MEXICO CITY — Four days before Mexico’s presidential election, much of the nation’s attention was focused on a man who appears certain to lose.
That man is Andres Manuel Lopez Obrador, the fiery, feisty leftist who shut down the heart of Mexico City after the last election with massive protests against a narrow loss that he blamed on electoral fraud.
Mr. Lopez Obrador drew hundreds of thousands back downtown Wednesday night for a massive end-of-campaign rally to hail what he called his imminent victory.
The only problem is that final polls released Wednesday show Mr. Lopez Obrador well in second place, with the candidate of Mexico’s former ruling party, Enrique Pena Nieto, anywhere from 8 to 17 percentage points in the lead.
As a result, few expect anything other than a Pena Nieto victory that will return the Institutional Revolutionary Party (PRI) to the presidency after 12 years out of the nation’s highest office.

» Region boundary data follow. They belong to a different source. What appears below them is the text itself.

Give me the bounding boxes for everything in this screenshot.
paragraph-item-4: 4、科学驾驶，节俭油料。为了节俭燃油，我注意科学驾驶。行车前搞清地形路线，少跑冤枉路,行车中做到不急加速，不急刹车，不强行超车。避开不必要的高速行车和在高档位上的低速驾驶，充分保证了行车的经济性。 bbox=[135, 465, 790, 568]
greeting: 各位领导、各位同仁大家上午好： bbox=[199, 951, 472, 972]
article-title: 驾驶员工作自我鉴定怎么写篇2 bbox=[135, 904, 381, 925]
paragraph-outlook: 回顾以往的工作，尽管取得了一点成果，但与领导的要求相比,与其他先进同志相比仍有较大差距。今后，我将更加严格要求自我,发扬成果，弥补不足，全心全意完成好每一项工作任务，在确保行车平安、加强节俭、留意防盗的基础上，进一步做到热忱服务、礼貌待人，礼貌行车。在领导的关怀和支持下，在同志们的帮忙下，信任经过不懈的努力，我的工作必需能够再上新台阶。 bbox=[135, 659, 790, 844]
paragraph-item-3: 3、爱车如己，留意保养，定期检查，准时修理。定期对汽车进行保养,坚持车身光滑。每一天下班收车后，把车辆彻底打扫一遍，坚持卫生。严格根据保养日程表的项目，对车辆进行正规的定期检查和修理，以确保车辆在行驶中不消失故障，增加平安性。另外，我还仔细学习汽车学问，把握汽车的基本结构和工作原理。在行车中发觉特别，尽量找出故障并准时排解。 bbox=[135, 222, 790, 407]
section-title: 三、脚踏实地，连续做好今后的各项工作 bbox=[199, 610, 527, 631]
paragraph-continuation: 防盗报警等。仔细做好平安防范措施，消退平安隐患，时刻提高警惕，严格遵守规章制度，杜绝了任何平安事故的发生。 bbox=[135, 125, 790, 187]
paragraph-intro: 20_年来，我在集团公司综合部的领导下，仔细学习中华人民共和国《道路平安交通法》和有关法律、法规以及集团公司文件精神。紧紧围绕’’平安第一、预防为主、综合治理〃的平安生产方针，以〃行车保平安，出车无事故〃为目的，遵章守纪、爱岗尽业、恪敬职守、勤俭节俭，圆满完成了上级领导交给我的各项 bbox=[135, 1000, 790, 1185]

What remains in doubt for millions of Mexicans is whether Mr. Lopez Obrador will quietly accept defeat. Or will he call his followers back to the streets for a repeat of the 2006 protests that shut down the capital’s center for six weeks and shook the faith of many, at home and abroad, in the stability of Mexico’s young democracy?
In that election race, Mr. Lopez Obrador led until the final days, and his backers could not believe the official result showing him less than 1 percentage point short of victor Felipe Calderon, though electoral courts upheld it. Mr. Lopez Obrador declared himself the “legitimate president of Mexico,” named a Cabinet and toured the country to rally backers against the alleged electoral fraud.
This time, polls show him well behind, but his final campaign rally on Wednesday was to many Mexicans an uncomfortable echo of the last electoral battle.
Thousands of supporters waving the yellow flags of his party and wearing Lopez Obrador T-shirts shouted, “President! President! You are the president!” as they lined four lanes of Mexico City’s central Reforma boulevard.
The former Mexico City mayor has been launching sharp attacks on Mr. Pena Nieto and the PRI, and routinely expressing grave doubts about the validity of the electoral process and the potential for fraud.
He called Tuesday for supporters to closely monitor polling stations. “These days we’re preparing ourselves to defend the vote, so another electoral fraud isn’t committed,” he told a crowd of backers.
Luis Rubio, president of the Center for Development Research, an independent think tank, said Mr. Lopez Obrador has been “anticipating the alleged fraud for weeks. The notion that there is fraud is alive and well in his rhetoric.”
“Lopez Obrador is Lopez Obrador, and he will not recognize the result no matter what,” Mr. Rubio said.
Mexico’s Federal Electoral Institute was pressuring the candidates Wednesday to sign a “civility pact” committing them to respect the legitimacy and legality of Sunday’s election results, a document that appeared squarely aimed at Mr. Lopez Obrador.
The leftist has pledged that he or a campaign adviser would sign the pact in coming days.